Troppo facile conquistarmi, se metti davanti a un microfono Andrea Agnelli e un Massimiliano Allegri di ritorno.

Troppo facile, dai. Magari fai cominciare il presidente, i complimenti all’Italia e gli fai subito dire le cose che mi piacciono di più: il passato non conta, c’è solo il futuro e non è certo perché Allegri ha vinto 5 scudetti di fila che sarà scontato vincere il prossimo titolo. Lo scrivo qui tutte le settimane e la cosa sta diventando un po’ noiosa, ne sono consapevole, ma detta da Agnelli magari fa più breccia, chissà. La Juve sta mandando da tempo un messaggio chiarissimo non solo e non tanto ai nemici, ormai irrecuperabili dopo un decennio devastante, ma a noi tifosi: supportate, anche nelle difficoltà, perché non è perché si è più ricchi o perché si ha Ronaldo e Allegri che le vittorie arrivano così, senza sforzi. La società sente intorno a sé questo senso di appagamento, quasi di noia, di bivio tra minimo sindacale (scudetto) e fallimento, senza mai una gioia profonda a meno che prima non si vinca la Champions (o la Superlega, che sarebbe anche meglio).

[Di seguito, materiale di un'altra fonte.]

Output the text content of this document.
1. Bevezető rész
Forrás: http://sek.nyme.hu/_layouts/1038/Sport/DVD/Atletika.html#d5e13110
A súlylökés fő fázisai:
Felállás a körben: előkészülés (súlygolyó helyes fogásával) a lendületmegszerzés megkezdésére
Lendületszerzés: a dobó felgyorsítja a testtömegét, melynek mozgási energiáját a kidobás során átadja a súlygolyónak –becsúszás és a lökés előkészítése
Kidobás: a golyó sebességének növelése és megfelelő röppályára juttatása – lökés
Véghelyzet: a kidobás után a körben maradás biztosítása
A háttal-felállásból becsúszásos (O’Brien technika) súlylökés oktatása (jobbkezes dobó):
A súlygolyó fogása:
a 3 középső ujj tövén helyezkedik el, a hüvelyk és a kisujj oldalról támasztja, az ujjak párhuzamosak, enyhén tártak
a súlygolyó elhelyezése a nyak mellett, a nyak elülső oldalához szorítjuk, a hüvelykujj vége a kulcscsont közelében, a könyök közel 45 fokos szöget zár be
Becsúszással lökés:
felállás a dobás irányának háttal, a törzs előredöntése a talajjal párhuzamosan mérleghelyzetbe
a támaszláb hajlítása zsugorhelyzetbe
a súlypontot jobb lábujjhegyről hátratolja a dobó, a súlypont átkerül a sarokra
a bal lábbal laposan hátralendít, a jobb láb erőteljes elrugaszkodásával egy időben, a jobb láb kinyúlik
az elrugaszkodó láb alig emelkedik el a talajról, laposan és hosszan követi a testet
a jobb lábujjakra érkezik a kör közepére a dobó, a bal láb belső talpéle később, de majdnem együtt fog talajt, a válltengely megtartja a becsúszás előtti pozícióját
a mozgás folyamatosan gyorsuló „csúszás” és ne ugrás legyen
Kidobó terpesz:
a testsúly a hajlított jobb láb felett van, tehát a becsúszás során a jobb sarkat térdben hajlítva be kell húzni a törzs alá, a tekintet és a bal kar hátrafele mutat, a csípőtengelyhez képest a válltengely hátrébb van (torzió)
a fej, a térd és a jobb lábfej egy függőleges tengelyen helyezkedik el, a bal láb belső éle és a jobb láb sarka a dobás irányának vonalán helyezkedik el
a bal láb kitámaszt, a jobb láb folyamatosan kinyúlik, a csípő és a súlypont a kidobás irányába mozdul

Troppo facile, se si parte così. A quel punto, per farmi sorridere un po’, Agnelli potrebbe ricordare a tutti che si tratta della conferenza di presentazione di Allegri e non sua, qualcuno continuerebbe comunque a fare domande a lui ma poi finalmente prenderebbe la parola Max e sarebbe bello vederlo completamente emozionato, quasi incapace di completare un discorso, più carico e divertito di prima.

Troppo facile, se gli fate raccontare il suo amore per questo ambiente e questa società, che lo ha indotto a rifiutare il Real Madrid; se chiarisce anche lui che lo scudetto è chiaramente l’obiettivo, oltre ad arrivare a marzo in lizza in ogni competizione, ma che i favoriti sono altri, quelli che hanno vinto meritatamente con 15 punti di vantaggio e quindi ripartono da lì, da una squadra più abituata a non perdere punti quando non si devono perdere. E allora prendiamocelo, per una volta, questo ruolo da sfidanti, perché capire che non si è imbattibili potrebbe avere fatto bene anche alla squadra, scopertasi vulnerabile dopo un’era senza sconfitte. E poi le analisi sui giocatori, Rabiot citato tante volte e torna in mente quanti allenatori di lui dicano sostanzialmente la stessa così: con i mezzi che ha, perché siamo ancora qui a parlarne come di un quasi flop? Se fai il titolare nella super nazionale francese, come mai da noi non riesci a sfondare?

I gol in più richiesti a McKennie e Kulusevski, l’ostentata fiducia in Paulo Dybala: che sia la sua stagione, perché può e deve esserlo.

La battuta su Bonucci e la fascia per chiarire le regole del gruppo e finalmente, inutile far finta di niente, il discorso Ronaldo. Allegri mette uno steccato chiaro e sacrosanto: sei il più forte, i numeri fanno impressione, splendido averti in campo con noi, ma ora ci serve più l’uomo, il veterano, il più esperto e vincente, perché la squadra non ha più i mille Khedira e Matuidi, e anche i Chiellini sono a un passo dall’addio. In breve: fai quello che sai fare in campo e aiutaci però anche a gestire anche uno spogliatoio che deve crescere e tornare a vincere.

Ah, dimenticavo Agnelli in risposta a qualcuno sui trofei che dalle nostre parti si festeggiano sempre, perché ogni trofeo vale oro ed è complicato da raggiungere. Ah, dimenticavo Allegri vantarsi di essere aziendalista: certo, se lavoro per la Juventus devo fare due cose, vincere e creare valore. Bello, dice, essere aziendalisti, e mentre ascolto questa frase, ripenso agli sguardi, a quanta juventinità c’era in questa conferenza stampa, alla carica con cui paiono cominciare la stagione, mi viene in mente che così, conquistarmi, è davvero troppo facile.